Jennifer Sipos, MD: Thank you, Lori. There’s definitely been a lot of interest in this area over the past 10 years or so, since we’ve started to see that increasing incidence trend. We know that the incidence of small thyroid cancers is on the rise. We know that there’s a reservoir of undiagnosed small cancers when we look at surgical series with patients who go to the OR [operating room] for nonmalignant causes needing a thyroidectomy. We see that the incidence rate is around 10% to 15%. Then when we look at autopsy series, the incidence rate of thyroid cancer for people who died for some other reason is consistently in the 10% to 15% range, on average, in the United States. There’s definitely a large reservoir of undiagnosed disease. The incidence of those undiagnosed, indolent cancers is about 1000-fold higher than what we clinically diagnose. We’re able to tap into that reservoir. When we start doing imaging for some other reason and incidentally notice thyroid nodules, which we know are very common, then that work-up leads to the diagnosis of a small cancer.

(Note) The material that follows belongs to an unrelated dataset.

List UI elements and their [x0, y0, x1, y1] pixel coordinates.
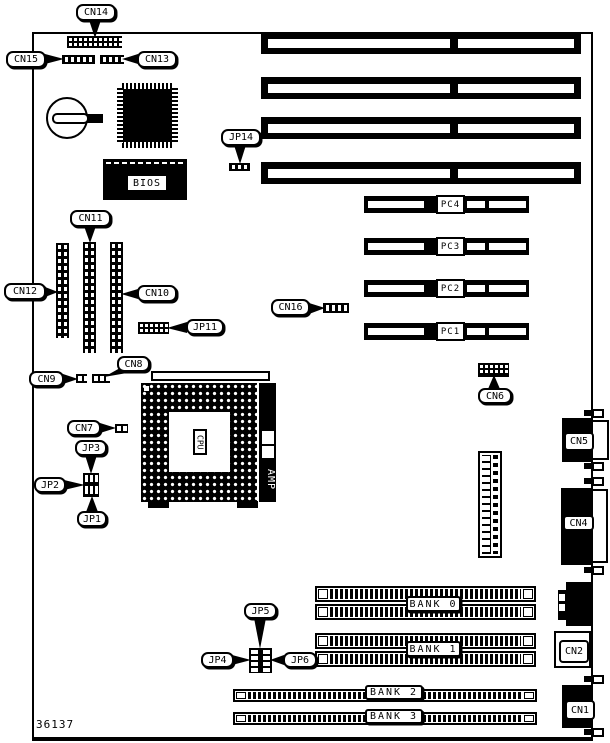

But we also know from these studies in which we’ve looked at this trend in thyroid cancer that it’s not just the small cancers that are on the rise. We’re also seeing an increased incidence of larger tumors, and more aggressive tumors. There’s probably some other factor, besides increased diagnostic scrutiny, that is leading to this increased incidence of thyroid cancers in general. It’s important to understand what’s causing this trend. But it’s also important to understand, as clinicians, that we need to be able to distinguish those indolent cancers and small tumors that the patient would have died with, not from, from those tumors that we’ve identified and which would have gone on to become more aggressive cancer. We need to be able to understand where this patient’s tumor falls on that spectrum so we can better address how to treat that tumor. If it’s an indolent tumor, we don’t need to be very aggressive with it. But if it’s one that would go on to become more aggressive, we want to be proactive in its management.